Earl Tubb est de retour à Craw County,
une ville qu'il a fuie il y a plus de 40 ans. Pas pour longtemps se
dit-il : s'il revient dans ce coin de l'Alabama, c'est
uniquement pour vider la maison de son oncle Buhl. Et pas pour autre
chose : pas question pour Earl d'arpenter les rues, en souvenir
du bon vieux temps, celui où son père était shérif de Craw
County. Non. Car il tomberait forcément sur Euless Boss, entraîneur
de l'équipe de foot du cru, et forcément, cela laisserait quelques
traces, car entre ces deux hommes, cela n'a jamais été le grand
amour. Même si à l'époque, Boss n'était pas encore le coach à
poigne de fer qu'il est devenu, craint par toute la communauté et
régnant en maître absolu de la cité... Mais il ne suffit pas à
Earl Tubb de vouloir juste détourner son regard de choses qui
heurtent ses convictions et son sens de la justice : témoin
d'une scène insupportable à ses yeux dans le snack de la ville , il
laisse parler son cœur, et ses poings. Et c'est bien entendu le
début de très gros ennuis pour lui...
Les deux Jason, Aaron (scénariste,
celui aussi de « Scalped ») et Latour (dessinateur)

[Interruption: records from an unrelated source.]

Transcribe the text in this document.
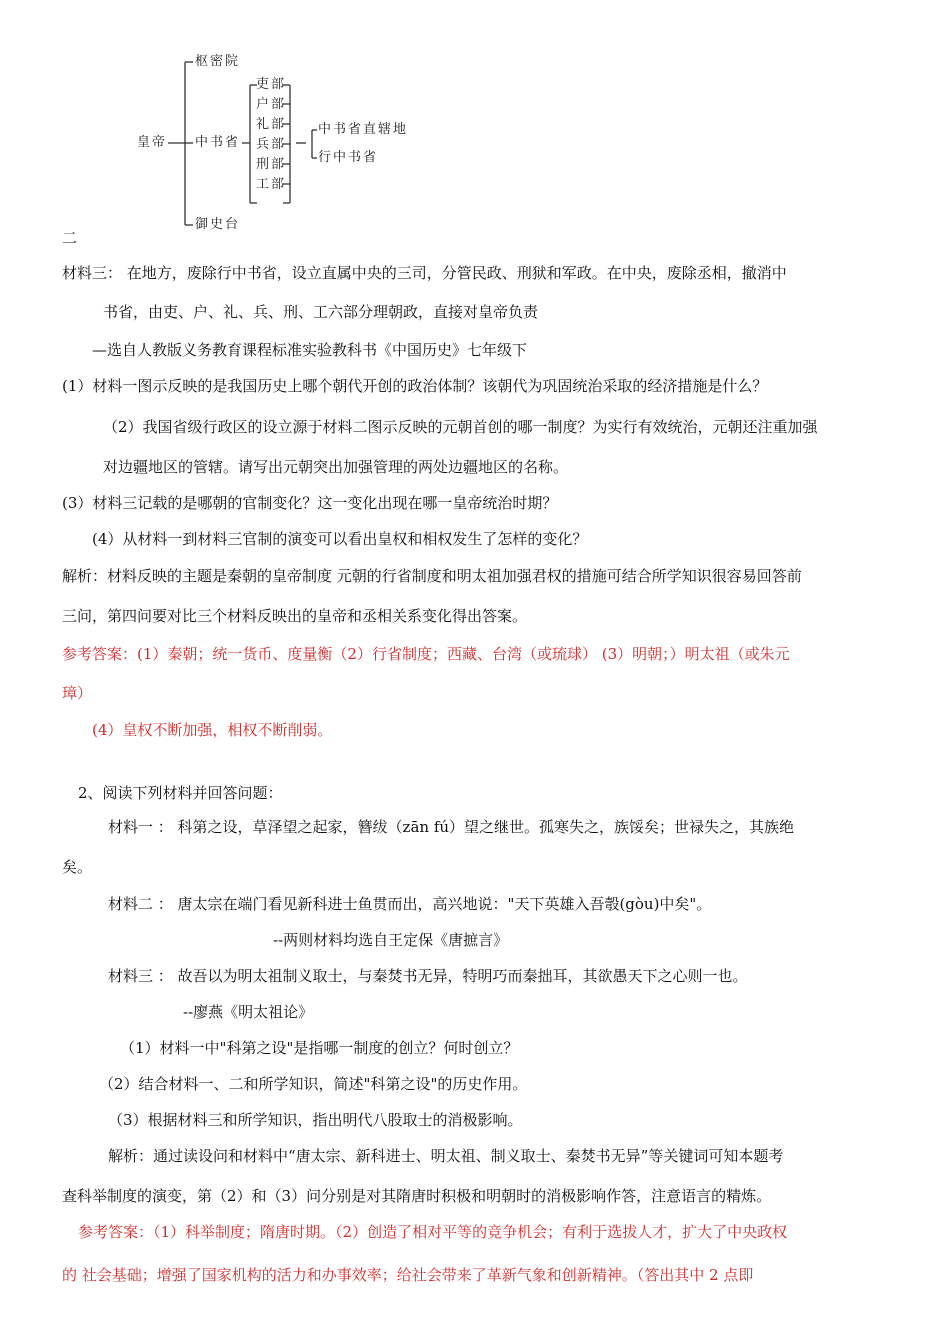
皇帝
枢密院
中书省
御史台
吏部
户部
礼部
兵部
刑部
工部
中书省直辖地
行中书省
二
材料三： 在地方，废除行中书省，设立直属中央的三司，分管民政、刑狱和军政。在中央，废除丞相，撤消中
书省，由吏、户、礼、兵、刑、工六部分理朝政，直接对皇帝负责
—选自人教版义务教育课程标准实验教科书《中国历史》七年级下
(1）材料一图示反映的是我国历史上哪个朝代开创的政治体制？该朝代为巩固统治采取的经济措施是什么？
（2）我国省级行政区的设立源于材料二图示反映的元朝首创的哪一制度？为实行有效统治，元朝还注重加强
对边疆地区的管辖。请写出元朝突出加强管理的两处边疆地区的名称。
(3）材料三记载的是哪朝的官制变化？这一变化出现在哪一皇帝统治时期？
(4）从材料一到材料三官制的演变可以看出皇权和相权发生了怎样的变化？
解析：材料反映的主题是秦朝的皇帝制度 元朝的行省制度和明太祖加强君权的措施可结合所学知识很容易回答前
三问，第四问要对比三个材料反映出的皇帝和丞相关系变化得出答案。
参考答案：(1）秦朝；统一货币、度量衡（2）行省制度；西藏、台湾（或琉球） (3）明朝；）明太祖（或朱元
璋）
(4）皇权不断加强，相权不断削弱。
2、阅读下列材料并回答问题：
材料一 ： 科第之设，草泽望之起家，簪绂（zān fú）望之继世。孤寒失之，族馁矣；世禄失之，其族绝
矣。
材料二 ： 唐太宗在端门看见新科进士鱼贯而出，高兴地说："天下英雄入吾彀(gòu)中矣"。
--两则材料均选自王定保《唐摭言》
材料三 ： 故吾以为明太祖制义取士，与秦焚书无异，特明巧而秦拙耳，其欲愚天下之心则一也。
--廖燕《明太祖论》
（1）材料一中"科第之设"是指哪一制度的创立？何时创立？
（2）结合材料一、二和所学知识，简述"科第之设"的历史作用。
（3）根据材料三和所学知识，指出明代八股取士的消极影响。
解析：通过读设问和材料中“唐太宗、新科进士、明太祖、制义取士、秦焚书无异”等关键词可知本题考
查科举制度的演变，第（2）和（3）问分别是对其隋唐时积极和明朝时的消极影响作答，注意语言的精炼。
参考答案：（1）科举制度；隋唐时期。（2）创造了相对平等的竞争机会；有利于选拔人才，扩大了中央政权
的 社会基础；增强了国家机构的活力和办事效率；给社会带来了革新气象和创新精神。（答出其中 2 点即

l'expliquent dans leur préface : ils ont voulu rendre hommage à
leur manière à ce Sud des Etats-Unis qui les a vu naître, cet
« endroit que tu peux à la fois aimer et haïr, qui te manque
mais que tu crains » (Aaron) et où on peut croiser ces
« connards dont on a fait une généralité de tous les gens du
Sud. Ceux qu'on a peut-être peur d'être au fond » (Latour).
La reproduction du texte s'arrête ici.